On the other hand, in Roman Polanski’s The Fearless Vampire Killers a Jewish vampire responds to someone trying to hold him off with a crucifix: “Oy! Have you gor the wrong vampire!”
In Richard Matheson’s novel I Am Legend (the basis for the films The Last Man on Earth and The Omega Man), the hero holds off a Jewish Vampire with a copy of the Torah (I think that a crucifix didn’t work.)
I seem to recall other cases where moden davids worked against vampires, but can’t cite any other names. Suffice ity to say that it’s pretty much up to the whims of the writers, and there’s no canonical basis for any of this. Bram Stoker himself was making it up as he went along, often only with hints from folklore. Since the folklore he drew on was Christian, I’ll bet there wasn’t any evidence of the effectiveness of non-Christian symbols. Note that, in addition to the crucifix, Stoker also had the Holy Wafer (communion wafer) and Holy Water effective against vasmpires, not to mention the non-religious Wolfbane and Garlic (but not sunlight).
I’ve never heard, aside from the Tomb of Dracula mentiion above, of other religious symbols like crescents, “Om” symbols, Hindu symbols, Zoroastrian fire, etc. being of any use against vampires.
By the way, “vampires” are almost universal – see Montague Summers’ book, or Burtons translation of "Vikram and the Vampire, or Donald Glut’s “V is for Vampire”, or Donald F. Glut’s books or… well, you see. I can’t recall any other traditions in which religious symbols ward off the local equivalent of the vampire. The idea of the Star of David working seems to be a logical extension from 19th century literary vampire orthodoxy derived from Chrisdtian traditions. (whew!)
I was kind of thinking the same, myself. Most people consider Judaism and Christianity to follow the same God for all practical purposes so it’d be a logical carry-over to say if a Christian holy symbol works, a Jewish one should as well since both derive their power from the same source.

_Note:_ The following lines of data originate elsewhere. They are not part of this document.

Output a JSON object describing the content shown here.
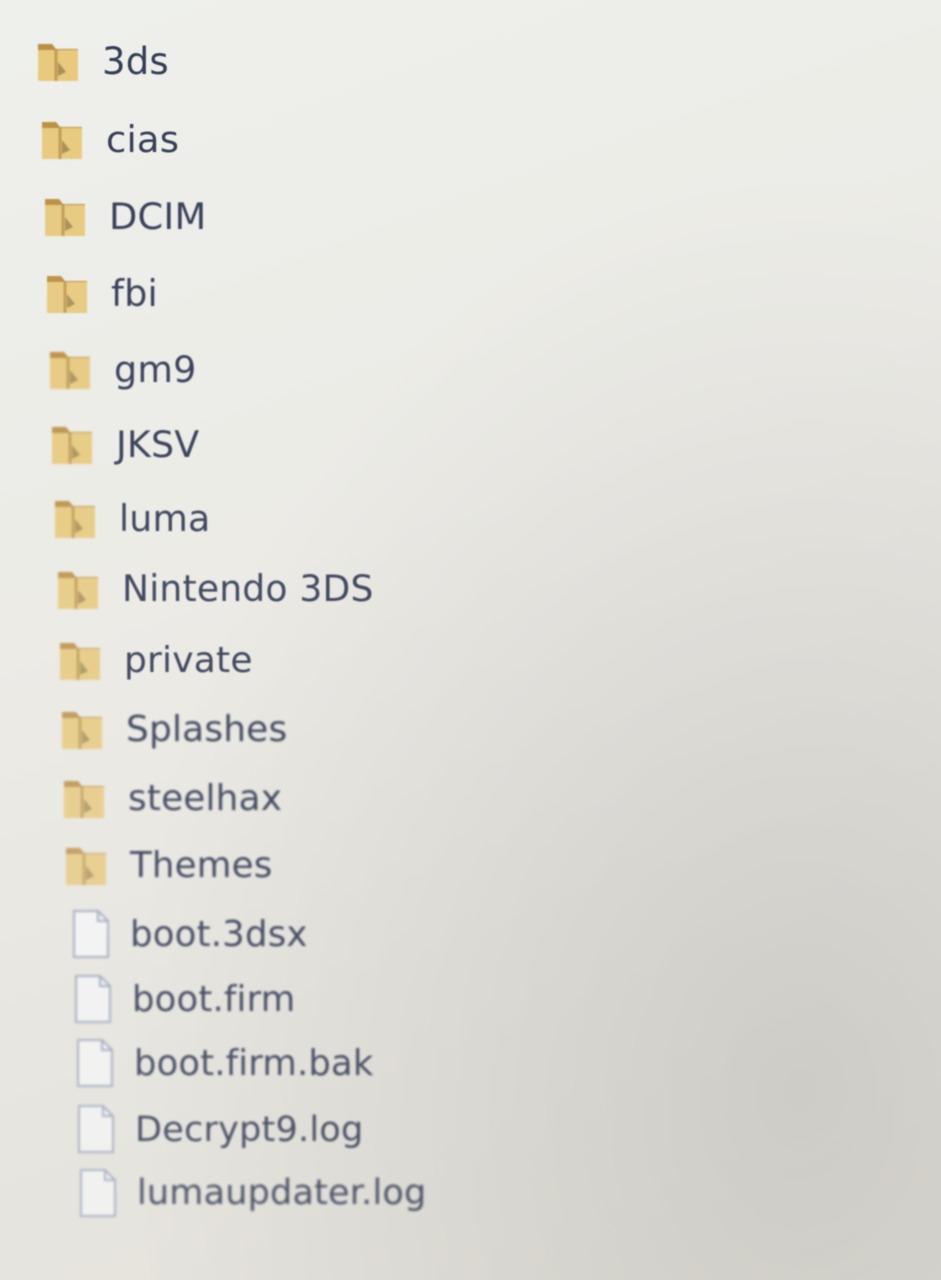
{
  "explorer": {
    "colors": {
      "folder_tab": "#b88a3a",
      "folder_front": "#e8c878",
      "file_border": "#8c9bb8",
      "label_text": "#2c3550"
    },
    "items": [
      {
        "name": "3ds",
        "type": "folder",
        "icon": "folder-icon"
      },
      {
        "name": "cias",
        "type": "folder",
        "icon": "folder-icon"
      },
      {
        "name": "DCIM",
        "type": "folder",
        "icon": "folder-icon"
      },
      {
        "name": "fbi",
        "type": "folder",
        "icon": "folder-icon"
      },
      {
        "name": "gm9",
        "type": "folder",
        "icon": "folder-icon"
      },
      {
        "name": "JKSV",
        "type": "folder",
        "icon": "folder-icon"
      },
      {
        "name": "luma",
        "type": "folder",
        "icon": "folder-icon"
      },
      {
        "name": "Nintendo 3DS",
        "type": "folder",
        "icon": "folder-icon"
      },
      {
        "name": "private",
        "type": "folder",
        "icon": "folder-icon"
      },
      {
        "name": "Splashes",
        "type": "folder",
        "icon": "folder-icon"
      },
      {
        "name": "steelhax",
        "type": "folder",
        "icon": "folder-icon"
      },
      {
        "name": "Themes",
        "type": "folder",
        "icon": "folder-icon"
      },
      {
        "name": "boot.3dsx",
        "type": "file",
        "icon": "file-icon"
      },
      {
        "name": "boot.firm",
        "type": "file",
        "icon": "file-icon"
      },
      {
        "name": "boot.firm.bak",
        "type": "file",
        "icon": "file-icon"
      },
      {
        "name": "Decrypt9.log",
        "type": "file",
        "icon": "file-icon"
      },
      {
        "name": "lumaupdater.log",
        "type": "file",
        "icon": "file-icon"
      }
    ]
  }
}
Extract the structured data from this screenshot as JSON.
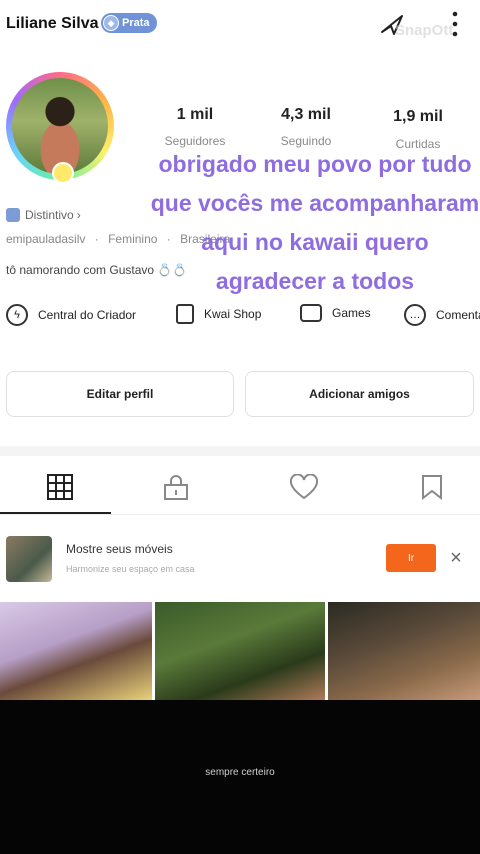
{
  "header": {
    "user_name": "Liliane Silva",
    "badge_label": "Prata",
    "watermark": "SnapOtt"
  },
  "stats": [
    {
      "value": "1 mil",
      "label": "Seguidores"
    },
    {
      "value": "4,3 mil",
      "label": "Seguindo"
    },
    {
      "value": "1,9 mil",
      "label": "Curtidas"
    }
  ],
  "overlay_text": "obrigado meu povo por tudo que vocês me acompanharam aqui no kawaii quero agradecer a todos",
  "profile": {
    "distintivo": "Distintivo",
    "username": "emipauladasilv",
    "gender": "Feminino",
    "extra": "Brasileira",
    "bio": "tô namorando com Gustavo 💍💍"
  },
  "shortcuts": {
    "creator": "Central do Criador",
    "shop": "Kwai Shop",
    "games": "Games",
    "comments": "Comentários"
  },
  "buttons": {
    "edit": "Editar perfil",
    "add_friends": "Adicionar amigos"
  },
  "tabs": [
    "grid-icon",
    "lock-icon",
    "heart-icon",
    "bookmark-icon"
  ],
  "ad": {
    "title": "Mostre seus móveis",
    "subtitle": "Harmonize seu espaço em casa",
    "button": "Ir",
    "close": "×"
  },
  "video_caption": "sempre certeiro",
  "colors": {
    "accent_orange": "#f4661b",
    "overlay_purple": "#8f6de0",
    "badge_blue": "#6f93d6"
  }
}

Unfortunately, I’m not up on my “necklace appropriate” holy symbols from other faiths. I guess you could try using an ankh but most people I’ve known who wore ankhs would’ve probably been more interested in hanging out with the vampire than driving it away
In the extremely low-budget horror film Equinox, only one of the four people who encounter evil incarnate has a cross to defend herself; the rest make other “holy symbols” out of willow branches. The religion/s these symbols belong to are not specified, but they seem to be circular in shape, and evil is kept in some abeyance by them (until they are lost or destroyed).

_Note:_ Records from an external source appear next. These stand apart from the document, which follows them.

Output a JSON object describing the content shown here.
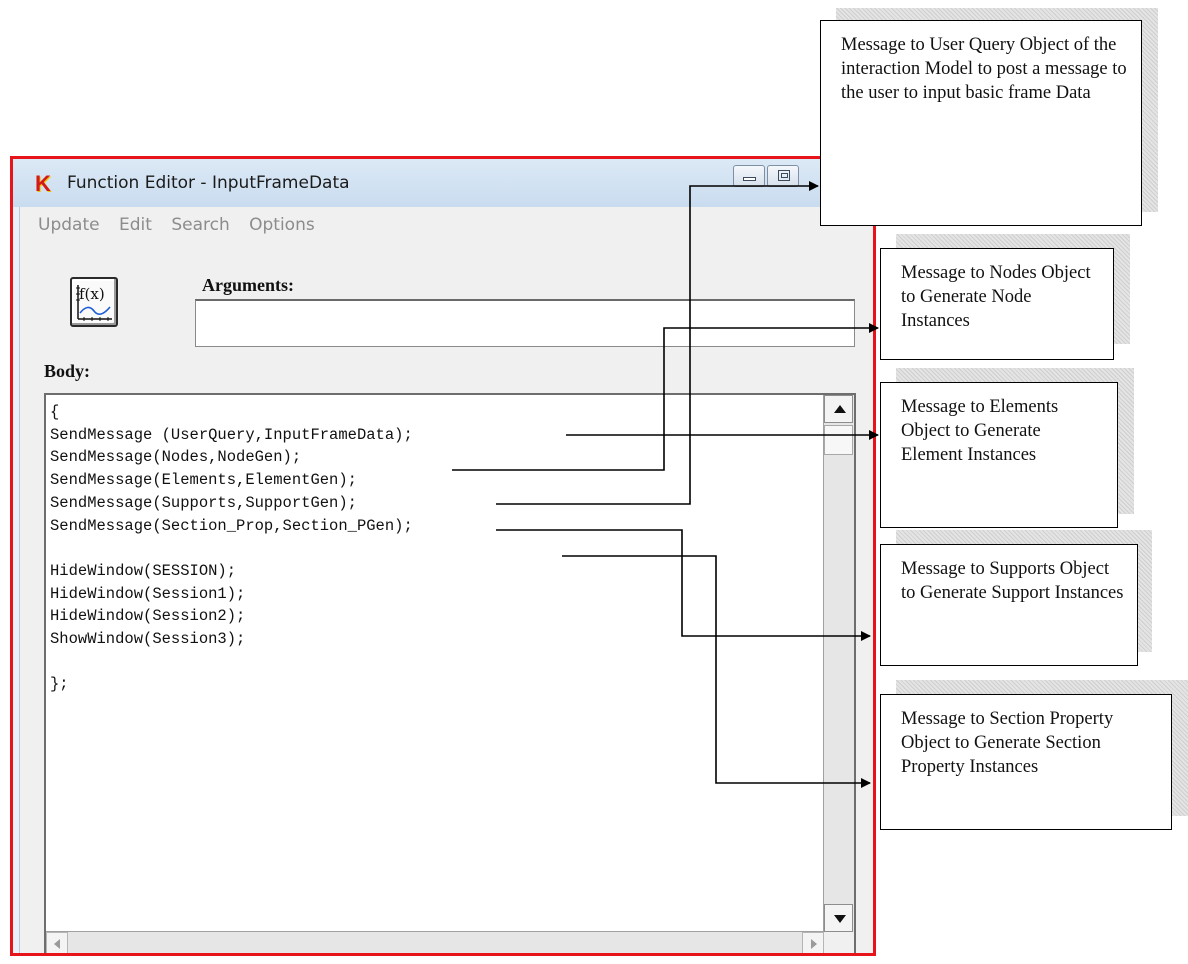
{
  "window": {
    "app_icon_glyph": "K",
    "title": "Function Editor - InputFrameData",
    "border_color": "#e8141c"
  },
  "menu": [
    "Update",
    "Edit",
    "Search",
    "Options"
  ],
  "arguments": {
    "label": "Arguments:",
    "value": ""
  },
  "function_button": {
    "label": "f(x)",
    "icon": "function-graph-icon"
  },
  "body_label": "Body:",
  "code_lines": [
    "{",
    "SendMessage (UserQuery,InputFrameData);",
    "SendMessage(Nodes,NodeGen);",
    "SendMessage(Elements,ElementGen);",
    "SendMessage(Supports,SupportGen);",
    "SendMessage(Section_Prop,Section_PGen);",
    "",
    "HideWindow(SESSION);",
    "HideWindow(Session1);",
    "HideWindow(Session2);",
    "ShowWindow(Session3);",
    "",
    "};"
  ],
  "callouts": {
    "user_query": "Message to User Query Object of the interaction Model to post a message to the user to input basic frame Data",
    "nodes": "Message to Nodes Object to Generate Node Instances",
    "elements": "Message to Elements Object to Generate Element Instances",
    "supports": "Message to Supports Object to Generate Support Instances",
    "section_property": "Message to Section Property Object to Generate Section Property Instances"
  }
}
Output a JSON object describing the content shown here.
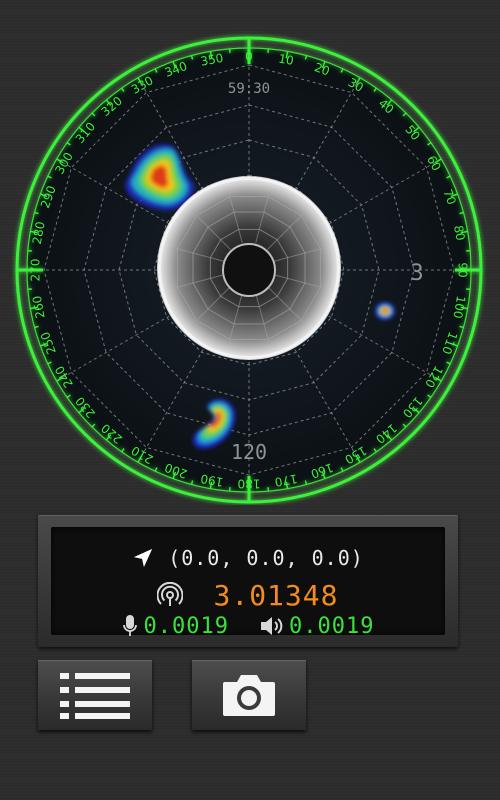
{
  "radar": {
    "degree_labels": [
      "0",
      "10",
      "20",
      "30",
      "40",
      "50",
      "60",
      "70",
      "80",
      "90",
      "100",
      "110",
      "120",
      "130",
      "140",
      "150",
      "160",
      "170",
      "180",
      "190",
      "200",
      "210",
      "220",
      "230",
      "240",
      "250",
      "260",
      "270",
      "280",
      "290",
      "300",
      "310",
      "320",
      "330",
      "340",
      "350"
    ],
    "ring_labels": {
      "top": "59:30",
      "right": "3",
      "bottom": "120"
    },
    "blobs": [
      {
        "name": "target-blob-large",
        "bearing_deg": 306,
        "strength": 1.0
      },
      {
        "name": "target-blob-small",
        "bearing_deg": 101,
        "strength": 0.7
      },
      {
        "name": "target-blob-lower",
        "bearing_deg": 198,
        "strength": 0.95
      }
    ],
    "colors": {
      "dial_green": "#3df03a",
      "grid": "#9aa0a4",
      "background": "#0f1416"
    }
  },
  "readout": {
    "coordinates": "(0.0, 0.0, 0.0)",
    "level": "3.01348",
    "mic_level": "0.0019",
    "speaker_level": "0.0019",
    "icons": [
      "location-arrow-icon",
      "signal-icon",
      "microphone-icon",
      "speaker-icon"
    ],
    "colors": {
      "level": "#f28c1a",
      "audio": "#39e23a",
      "coordinates": "#eaeaea"
    }
  },
  "buttons": {
    "menu": {
      "icon": "list-icon"
    },
    "camera": {
      "icon": "camera-icon"
    }
  }
}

Harry Turtledove’s The Case of the Toxic Spell Dump has an excellent discussion of the efficacy of religious belief and symbols in dealing with the supernatural. The protagonist is Jewish, and uses passover wine to power some of his mystical artifacts.
Anaamika, are you looking for instances of religious symbols being used against masty ghoulies and ghosties and long-leggity beasties in general, or against vampires specifically? For the former, there’ve been plenty of occurrences in Hellblazer of John Constantine using non-Christian symbols and artifacts to great affect against supernatural beings.